Crecimiento global. He ahí el quid de lo que se pretende y resultaría limitado, u obstruido, por una desaforada campaña en la que mayormente las naciones ricas están insertadas, sin reconocerlo, según innúmeros observadores. Sin embargo, no sólo se han involucrado los más poderosos. En tanto que, «agotados todos los métodos tradicionales de políticas fiscales y monetarias, los países desarrollados están buscando nuevas formas de impulsar el crecimiento», los emergentes «tratan de mantener su ventaja competitiva que les hizo salir triunfadores de la crisis crediticia».
Empeño en el que todos remedan la sutileza del Gobierno de Tokio cuando afirma que no está procurando «participar en una carrera por la devaluación de divisas», aunque -faltaba más- «puede realizar acciones para suavizar», si «los movimientos son extremadamente volátiles». Ni cortos ni perezosos, Corea del Sur y Brasil figuran entre los que han actuado este año sobre el mercado, y recientemente Tailandia aludía a las probabilidades de «más medidas para flexibilizar los límites de salida de moneda con el fin de ayudar a los exportadores».
Claro, por ser esta una disputa geopolítica, se persigue sin tregua al delantero, no vaya a desgajarse del pelotón, desplazando al señero: los Estados Unidos, por supuesto. Como si la guerra no atañera a muchos, Beijing se erige en diana por excelencia. Tirios y troyanos lo acusan de mantener de forma artificial la infravaloración del yuan, constriñendo las ganancias frente al dólar cerca de dos por ciento desde el mes de junio.

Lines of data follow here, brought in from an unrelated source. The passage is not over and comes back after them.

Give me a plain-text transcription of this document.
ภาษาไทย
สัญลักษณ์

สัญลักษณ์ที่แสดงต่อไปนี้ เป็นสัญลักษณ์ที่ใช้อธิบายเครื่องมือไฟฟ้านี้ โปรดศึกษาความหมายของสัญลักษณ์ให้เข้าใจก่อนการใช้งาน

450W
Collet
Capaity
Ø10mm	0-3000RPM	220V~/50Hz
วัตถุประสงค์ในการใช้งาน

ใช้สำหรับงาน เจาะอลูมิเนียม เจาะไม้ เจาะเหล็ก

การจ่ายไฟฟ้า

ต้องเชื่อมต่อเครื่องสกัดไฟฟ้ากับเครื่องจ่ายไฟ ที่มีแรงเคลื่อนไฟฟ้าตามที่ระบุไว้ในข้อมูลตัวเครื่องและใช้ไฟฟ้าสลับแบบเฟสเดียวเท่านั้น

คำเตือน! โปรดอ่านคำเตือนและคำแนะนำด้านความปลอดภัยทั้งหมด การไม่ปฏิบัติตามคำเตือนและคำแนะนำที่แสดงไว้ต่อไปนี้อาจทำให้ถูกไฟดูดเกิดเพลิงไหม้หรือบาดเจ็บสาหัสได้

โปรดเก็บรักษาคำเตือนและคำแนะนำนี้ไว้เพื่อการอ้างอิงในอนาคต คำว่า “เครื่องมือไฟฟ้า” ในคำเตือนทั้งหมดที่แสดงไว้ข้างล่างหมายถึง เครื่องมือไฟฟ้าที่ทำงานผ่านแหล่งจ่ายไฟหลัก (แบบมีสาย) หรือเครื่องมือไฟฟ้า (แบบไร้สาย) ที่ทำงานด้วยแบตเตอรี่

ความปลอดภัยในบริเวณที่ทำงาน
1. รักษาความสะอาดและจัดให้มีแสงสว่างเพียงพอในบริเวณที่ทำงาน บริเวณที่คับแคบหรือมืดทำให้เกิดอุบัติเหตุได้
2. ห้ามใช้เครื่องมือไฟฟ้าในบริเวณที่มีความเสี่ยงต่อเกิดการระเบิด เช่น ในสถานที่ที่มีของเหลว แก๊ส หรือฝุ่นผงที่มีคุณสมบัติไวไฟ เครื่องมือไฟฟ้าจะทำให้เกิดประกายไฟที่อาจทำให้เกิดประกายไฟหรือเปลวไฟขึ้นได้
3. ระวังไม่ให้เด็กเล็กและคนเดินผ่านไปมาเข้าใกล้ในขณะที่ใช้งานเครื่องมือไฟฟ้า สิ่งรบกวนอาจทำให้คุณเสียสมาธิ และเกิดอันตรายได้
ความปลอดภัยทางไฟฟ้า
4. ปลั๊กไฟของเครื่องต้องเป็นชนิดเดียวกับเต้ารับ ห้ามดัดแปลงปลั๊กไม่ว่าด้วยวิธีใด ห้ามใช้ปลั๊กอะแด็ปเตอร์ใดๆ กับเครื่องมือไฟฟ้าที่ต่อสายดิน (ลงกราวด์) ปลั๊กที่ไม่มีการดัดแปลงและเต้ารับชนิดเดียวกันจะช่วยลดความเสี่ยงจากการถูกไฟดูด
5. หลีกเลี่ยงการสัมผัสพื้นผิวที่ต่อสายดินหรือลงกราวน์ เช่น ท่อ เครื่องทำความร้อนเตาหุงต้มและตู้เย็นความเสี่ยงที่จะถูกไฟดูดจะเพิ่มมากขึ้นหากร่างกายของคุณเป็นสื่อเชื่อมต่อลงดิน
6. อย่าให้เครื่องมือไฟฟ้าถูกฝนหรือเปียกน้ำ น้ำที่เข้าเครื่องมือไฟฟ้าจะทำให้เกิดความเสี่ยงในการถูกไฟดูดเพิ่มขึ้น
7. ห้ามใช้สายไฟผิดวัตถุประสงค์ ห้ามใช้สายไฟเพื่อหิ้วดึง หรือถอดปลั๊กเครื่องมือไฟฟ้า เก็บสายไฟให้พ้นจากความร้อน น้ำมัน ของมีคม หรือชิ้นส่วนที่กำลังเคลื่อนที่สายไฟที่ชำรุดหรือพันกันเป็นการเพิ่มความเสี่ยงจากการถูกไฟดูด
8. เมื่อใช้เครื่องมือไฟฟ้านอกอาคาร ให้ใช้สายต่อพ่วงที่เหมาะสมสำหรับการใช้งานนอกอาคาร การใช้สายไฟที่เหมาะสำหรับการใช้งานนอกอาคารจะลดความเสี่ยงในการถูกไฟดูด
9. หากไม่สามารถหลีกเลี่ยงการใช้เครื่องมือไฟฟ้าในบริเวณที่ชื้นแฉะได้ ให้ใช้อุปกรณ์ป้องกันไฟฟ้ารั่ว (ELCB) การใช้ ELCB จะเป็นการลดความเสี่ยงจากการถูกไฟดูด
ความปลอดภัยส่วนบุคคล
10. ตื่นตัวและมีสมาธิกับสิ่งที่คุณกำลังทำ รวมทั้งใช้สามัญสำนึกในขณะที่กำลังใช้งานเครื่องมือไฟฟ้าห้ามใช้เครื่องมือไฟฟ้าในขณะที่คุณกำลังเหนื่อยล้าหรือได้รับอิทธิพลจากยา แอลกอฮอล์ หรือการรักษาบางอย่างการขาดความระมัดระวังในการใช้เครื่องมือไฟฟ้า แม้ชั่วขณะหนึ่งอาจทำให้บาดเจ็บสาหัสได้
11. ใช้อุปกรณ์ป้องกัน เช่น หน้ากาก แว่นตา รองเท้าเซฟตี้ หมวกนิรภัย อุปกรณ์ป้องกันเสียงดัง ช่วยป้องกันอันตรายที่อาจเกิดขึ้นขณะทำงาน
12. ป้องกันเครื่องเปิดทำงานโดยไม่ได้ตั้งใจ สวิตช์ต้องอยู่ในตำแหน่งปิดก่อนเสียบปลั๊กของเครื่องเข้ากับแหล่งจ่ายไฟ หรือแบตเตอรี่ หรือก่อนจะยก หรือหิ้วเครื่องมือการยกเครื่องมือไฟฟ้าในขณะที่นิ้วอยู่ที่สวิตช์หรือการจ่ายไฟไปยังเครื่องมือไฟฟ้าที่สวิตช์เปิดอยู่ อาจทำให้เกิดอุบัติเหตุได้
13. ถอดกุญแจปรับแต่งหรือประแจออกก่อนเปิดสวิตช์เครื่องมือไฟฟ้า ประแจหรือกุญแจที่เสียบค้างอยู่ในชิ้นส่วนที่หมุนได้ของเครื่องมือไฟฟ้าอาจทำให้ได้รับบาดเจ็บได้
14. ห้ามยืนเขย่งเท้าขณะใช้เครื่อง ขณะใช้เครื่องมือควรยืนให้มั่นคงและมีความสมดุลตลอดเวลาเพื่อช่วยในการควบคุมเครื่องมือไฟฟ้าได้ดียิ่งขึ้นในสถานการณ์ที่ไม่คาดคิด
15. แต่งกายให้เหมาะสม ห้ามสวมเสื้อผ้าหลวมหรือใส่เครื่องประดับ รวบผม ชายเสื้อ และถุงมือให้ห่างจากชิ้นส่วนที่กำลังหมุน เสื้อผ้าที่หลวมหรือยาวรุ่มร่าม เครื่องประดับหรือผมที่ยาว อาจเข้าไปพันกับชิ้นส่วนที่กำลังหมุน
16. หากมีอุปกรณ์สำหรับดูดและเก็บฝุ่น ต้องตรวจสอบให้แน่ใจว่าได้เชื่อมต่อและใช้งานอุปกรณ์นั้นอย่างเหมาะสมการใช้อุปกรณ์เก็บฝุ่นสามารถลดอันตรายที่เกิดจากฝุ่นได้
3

Mas, ojo, no en vano por allá andan los padres, y las madres, de las artes marciales. A «sugerencias» tales las del premier de Luxemburgo, Jean-Claude Juncker, en el sentido de que «China tiene que reorientar su política hacia una apuesta por el crecimiento interno y una reducción de la dependencia de las exportaciones», la «aconsejada» contraparte ha contestado con inocultable enojo -dignidad nacional, subrayará ella- que el Viejo Continente no debería formar parte del coro. «Si el yuan no es estable, será un desastre para China y para el mundo. Si aumentamos el yuan en un 20 y un 40 por ciento, como algunas personas están pidiendo, muchas de nuestras fábricas se cerrarán y la sociedad será un caos».
Y el caos en un territorio cuya población constituye alrededor de un sexto de la mundial representa un «lujo» que nadie debiera permitirse; menos, los líderes del Sistema. Un sistema que, por cierto, no puede prolongarse sin guerras, y al cual, paradójicamente, las guerras lo están matando.